I think we have to divide the Media’s interest into two parts. First, is it acceptable to cheat on someone; and second, should people in authority be somehow exempt from such intimate and personal scrutiny? Is this merely -I used the word before- prurience? The answer to the first question seems self-evident: no. There may be circumstances where cheating is easier, circumstances where it just ‘happens’, even circumstances where it might be possible to keep it secret, but I’m struggling to think of circumstances where it is the correct thing to do. Full disclosure: I’m an avowed, life-long ethical relativist, and yet even my relativism sees a problem with this. For that matter, even a liberal interpretation of Kant’s Categorical Imperative (an action is correct only if you could accept everybody doing it) suggests that sexual affairs might be problematic. And I have to come down somewhere, don’t I..? Or is it permissible to obfuscate? Delay until the subject is forgotten.. or at least until something else is front and center?

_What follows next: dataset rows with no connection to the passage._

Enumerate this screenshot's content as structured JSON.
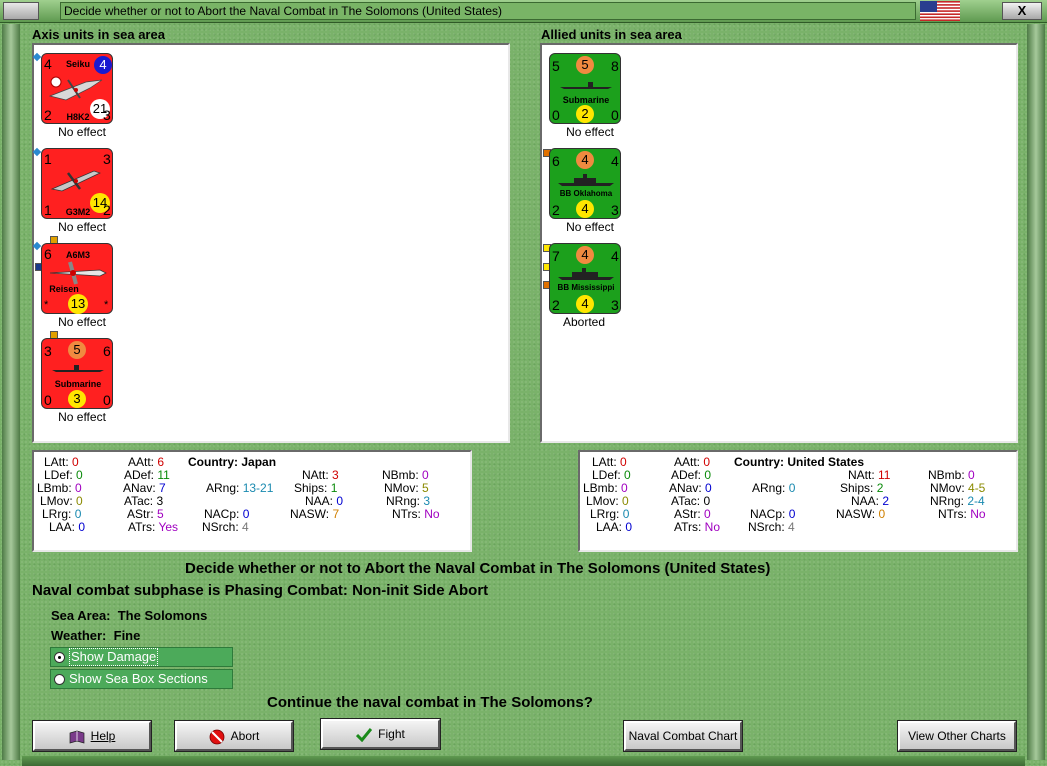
{
  "window": {
    "title": "Decide whether or not to Abort the Naval Combat in The Solomons (United States)",
    "close_label": "X",
    "flag": "us-flag-icon"
  },
  "axis": {
    "label": "Axis units in sea area",
    "units": [
      {
        "name": "Seiku",
        "model": "H8K2",
        "tl": "4",
        "tr": "4",
        "bl": "2",
        "br": "3",
        "val": "21",
        "caption": "No effect"
      },
      {
        "name": "",
        "model": "G3M2",
        "tl": "1",
        "tr": "3",
        "bl": "1",
        "br": "2",
        "val": "14",
        "caption": "No effect"
      },
      {
        "name": "A6M3",
        "model": "Reisen",
        "tl": "6",
        "tr": "",
        "bl": "*",
        "br": "*",
        "val": "13",
        "caption": "No effect"
      },
      {
        "name": "Submarine",
        "model": "",
        "tl": "3",
        "tm": "5",
        "tr": "6",
        "bl": "0",
        "bm": "3",
        "br": "0",
        "caption": "No effect"
      }
    ],
    "stats": {
      "LAtt": "0",
      "LDef": "0",
      "LBmb": "0",
      "LMov": "0",
      "LRrg": "0",
      "LAA": "0",
      "AAtt": "6",
      "ADef": "11",
      "ANav": "7",
      "ATac": "3",
      "AStr": "5",
      "ATrs": "Yes",
      "country_label": "Country:",
      "country": "Japan",
      "ARng": "13-21",
      "NACp": "0",
      "NSrch": "4",
      "NAtt": "3",
      "Ships": "1",
      "NAA": "0",
      "NASW": "7",
      "NBmb": "0",
      "NMov": "5",
      "NRng": "3",
      "NTrs": "No"
    }
  },
  "allied": {
    "label": "Allied units in sea area",
    "units": [
      {
        "name": "Submarine",
        "tl": "5",
        "tm": "5",
        "tr": "8",
        "bl": "0",
        "bm": "2",
        "br": "0",
        "caption": "No effect"
      },
      {
        "name": "BB Oklahoma",
        "tl": "6",
        "tm": "4",
        "tr": "4",
        "bl": "2",
        "bm": "4",
        "br": "3",
        "caption": "No effect"
      },
      {
        "name": "BB Mississippi",
        "tl": "7",
        "tm": "4",
        "tr": "4",
        "bl": "2",
        "bm": "4",
        "br": "3",
        "caption": "Aborted"
      }
    ],
    "stats": {
      "LAtt": "0",
      "LDef": "0",
      "LBmb": "0",
      "LMov": "0",
      "LRrg": "0",
      "LAA": "0",
      "AAtt": "0",
      "ADef": "0",
      "ANav": "0",
      "ATac": "0",
      "AStr": "0",
      "ATrs": "No",
      "country_label": "Country:",
      "country": "United States",
      "ARng": "0",
      "NACp": "0",
      "NSrch": "4",
      "NAtt": "11",
      "Ships": "2",
      "NAA": "2",
      "NASW": "0",
      "NBmb": "0",
      "NMov": "4-5",
      "NRng": "2-4",
      "NTrs": "No"
    }
  },
  "main": {
    "heading": "Decide whether or not to Abort the Naval Combat in The Solomons (United States)",
    "subphase": "Naval combat subphase is Phasing Combat: Non-init Side Abort",
    "sea_area_label": "Sea Area:",
    "sea_area": "The Solomons",
    "weather_label": "Weather:",
    "weather": "Fine",
    "show_damage": "Show Damage",
    "show_sea_box": "Show Sea Box Sections",
    "question": "Continue the naval combat in The Solomons?"
  },
  "buttons": {
    "help": "Help",
    "abort": "Abort",
    "fight": "Fight",
    "naval_chart": "Naval Combat Chart",
    "other_charts": "View Other Charts"
  }
}
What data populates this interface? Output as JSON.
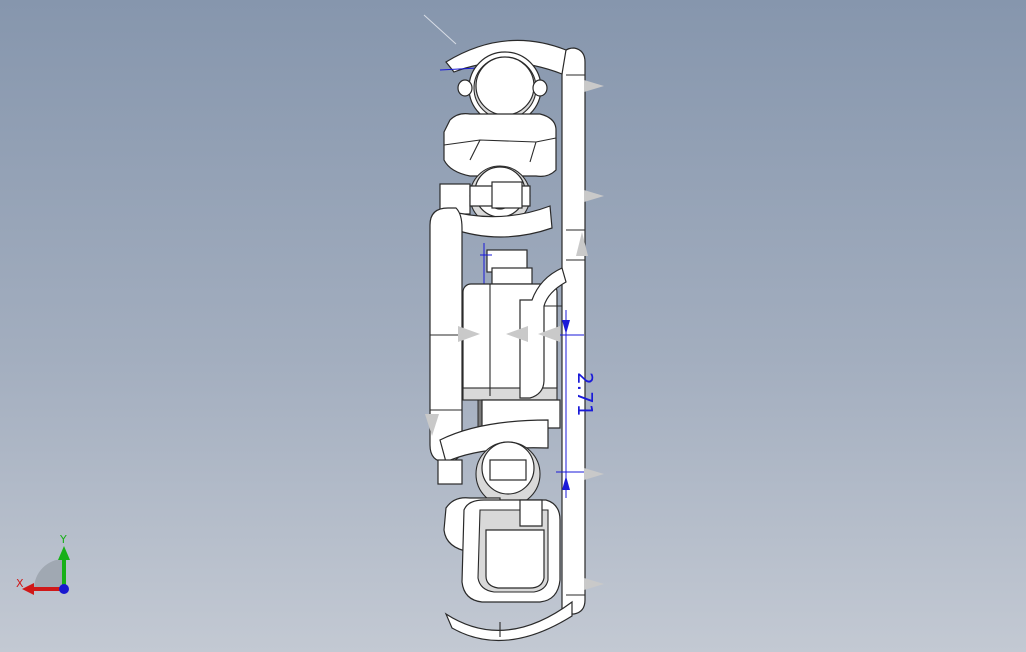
{
  "viewport": {
    "background_top": "#8696ad",
    "background_bottom": "#c3c9d3"
  },
  "model": {
    "part_color": "#ffffff",
    "edge_color": "#2a2a2a",
    "dimension_color": "#1a1ad8",
    "dimension_text": "2.71",
    "arrow_color": "#c9c9c9"
  },
  "triad": {
    "x_label": "X",
    "y_label": "Y",
    "x_color": "#d01818",
    "y_color": "#18b018",
    "z_color": "#1818d0"
  }
}
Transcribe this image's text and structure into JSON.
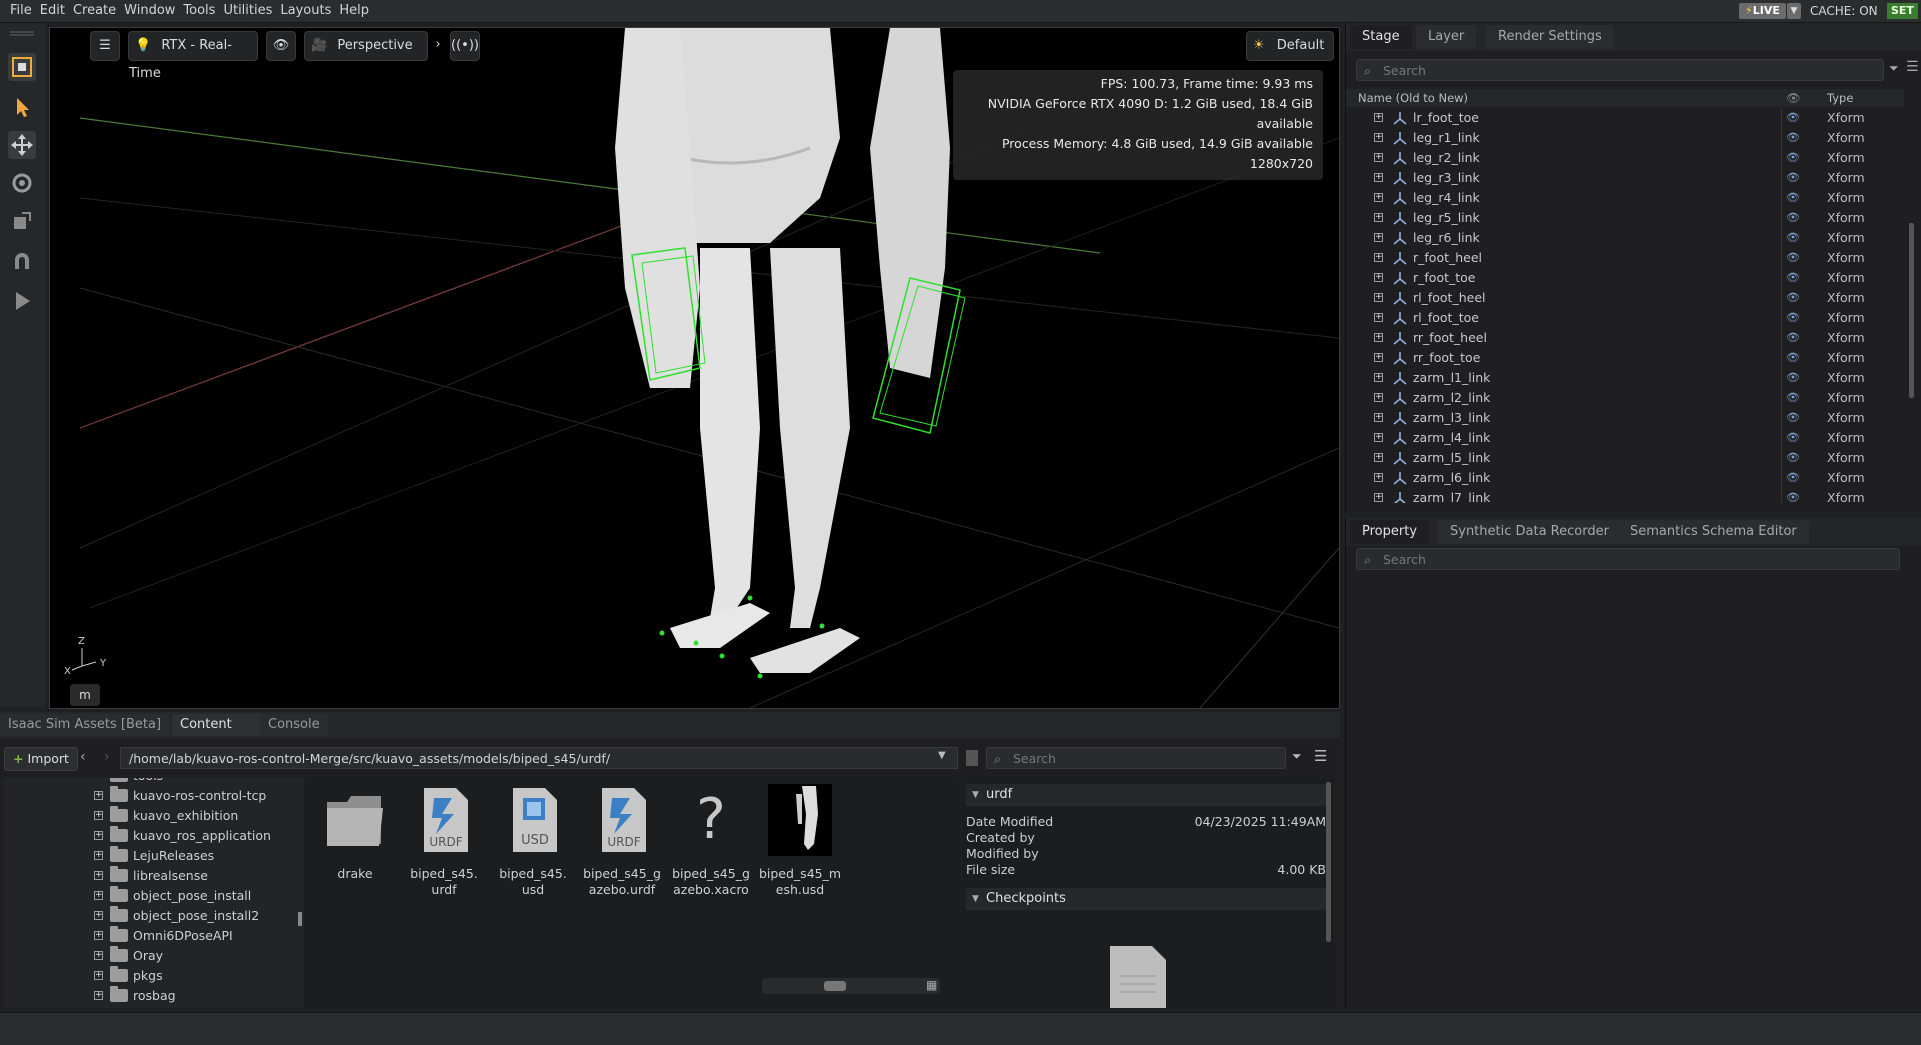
{
  "menubar": {
    "items": [
      "File",
      "Edit",
      "Create",
      "Window",
      "Tools",
      "Utilities",
      "Layouts",
      "Help"
    ],
    "live_label": "LIVE",
    "cache_label": "CACHE: ON",
    "set_label": "SET"
  },
  "viewport": {
    "render_mode": "RTX - Real-Time",
    "camera": "Perspective",
    "lighting": "Default",
    "stats": {
      "fps": "FPS: 100.73, Frame time: 9.93 ms",
      "gpu": "NVIDIA GeForce RTX 4090 D: 1.2 GiB used, 18.4 GiB available",
      "memory": "Process Memory: 4.8 GiB used, 14.9 GiB available",
      "resolution": "1280x720"
    },
    "axis": {
      "z": "Z",
      "x": "X",
      "y": "Y"
    },
    "unit": "m"
  },
  "stage": {
    "tabs": [
      "Stage",
      "Layer",
      "Render Settings"
    ],
    "search_placeholder": "Search",
    "column_name": "Name (Old to New)",
    "column_type": "Type",
    "rows": [
      {
        "name": "lr_foot_toe",
        "type": "Xform"
      },
      {
        "name": "leg_r1_link",
        "type": "Xform"
      },
      {
        "name": "leg_r2_link",
        "type": "Xform"
      },
      {
        "name": "leg_r3_link",
        "type": "Xform"
      },
      {
        "name": "leg_r4_link",
        "type": "Xform"
      },
      {
        "name": "leg_r5_link",
        "type": "Xform"
      },
      {
        "name": "leg_r6_link",
        "type": "Xform"
      },
      {
        "name": "r_foot_heel",
        "type": "Xform"
      },
      {
        "name": "r_foot_toe",
        "type": "Xform"
      },
      {
        "name": "rl_foot_heel",
        "type": "Xform"
      },
      {
        "name": "rl_foot_toe",
        "type": "Xform"
      },
      {
        "name": "rr_foot_heel",
        "type": "Xform"
      },
      {
        "name": "rr_foot_toe",
        "type": "Xform"
      },
      {
        "name": "zarm_l1_link",
        "type": "Xform"
      },
      {
        "name": "zarm_l2_link",
        "type": "Xform"
      },
      {
        "name": "zarm_l3_link",
        "type": "Xform"
      },
      {
        "name": "zarm_l4_link",
        "type": "Xform"
      },
      {
        "name": "zarm_l5_link",
        "type": "Xform"
      },
      {
        "name": "zarm_l6_link",
        "type": "Xform"
      },
      {
        "name": "zarm_l7_link",
        "type": "Xform"
      }
    ]
  },
  "property": {
    "tabs": [
      "Property",
      "Synthetic Data Recorder",
      "Semantics Schema Editor"
    ],
    "search_placeholder": "Search"
  },
  "content": {
    "tabs": [
      "Isaac Sim Assets [Beta]",
      "Content",
      "Console"
    ],
    "import_label": "Import",
    "path": "/home/lab/kuavo-ros-control-Merge/src/kuavo_assets/models/biped_s45/urdf/",
    "search_placeholder": "Search",
    "tree": [
      "tools",
      "kuavo-ros-control-tcp",
      "kuavo_exhibition",
      "kuavo_ros_application",
      "LejuReleases",
      "librealsense",
      "object_pose_install",
      "object_pose_install2",
      "Omni6DPoseAPI",
      "Oray",
      "pkgs",
      "rosbag"
    ],
    "files": [
      {
        "line1": "drake",
        "line2": "",
        "icon": "folder-icon"
      },
      {
        "line1": "biped_s45.",
        "line2": "urdf",
        "icon": "urdf-file-icon"
      },
      {
        "line1": "biped_s45.",
        "line2": "usd",
        "icon": "usd-file-icon"
      },
      {
        "line1": "biped_s45_g",
        "line2": "azebo.urdf",
        "icon": "urdf-file-icon"
      },
      {
        "line1": "biped_s45_g",
        "line2": "azebo.xacro",
        "icon": "unknown-file-icon"
      },
      {
        "line1": "biped_s45_m",
        "line2": "esh.usd",
        "icon": "robot-thumbnail"
      }
    ],
    "details": {
      "section_title": "urdf",
      "date_modified_label": "Date Modified",
      "date_modified_value": "04/23/2025 11:49AM",
      "created_by_label": "Created by",
      "modified_by_label": "Modified by",
      "file_size_label": "File size",
      "file_size_value": "4.00 KB",
      "checkpoints_label": "Checkpoints"
    }
  }
}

How about the need to examine those in power more carefully than their flock? Well, not more carefully –as carefully. We are, none of us, above criticism; none above personal scrutiny -not because of who we are so much as that we are. Whether a public figure should be judged for things outside of the public realm is not the issue. If whatever doesn’t effect performance or obligations, then it must be assessed separately. Judged separately. But like it or not, agree with it or not, it will be analyzed. We do not live in a vacuum and we all cast shadows that follow us around as long as there is light; it is in darkness where ambiguity proliferates and context is muddled. Mistakes are made in the dark… and rumours lie like fields of mud. Waiting.
And then there is the rather insulting question of whether the French are somehow… different. Do the French really have a societal acceptance of ‘affairs’? Are they somehow less titillating there than elsewhere? It seems to me more appropriate to ask the questions differently. All of us that are not French ask them from the framework of our own belief systems, our own closets. No matter their answers, we will interpret them as members of different Magisteria where words, not to mention values, imbue them with different colours, different shades of relevance. We all see the world through different parents, and tempered backgrounds. We braid our opinions with fragments of ‘other’ to be sure, but in the final analysis we are seldom them, as much as us… Our judgements can rarely be extracted from the warp and weft of where we live and how those around us think.
Most of us are still, sadly, prisoners in Plato’s Cave. Have the French alone escaped? Would we know?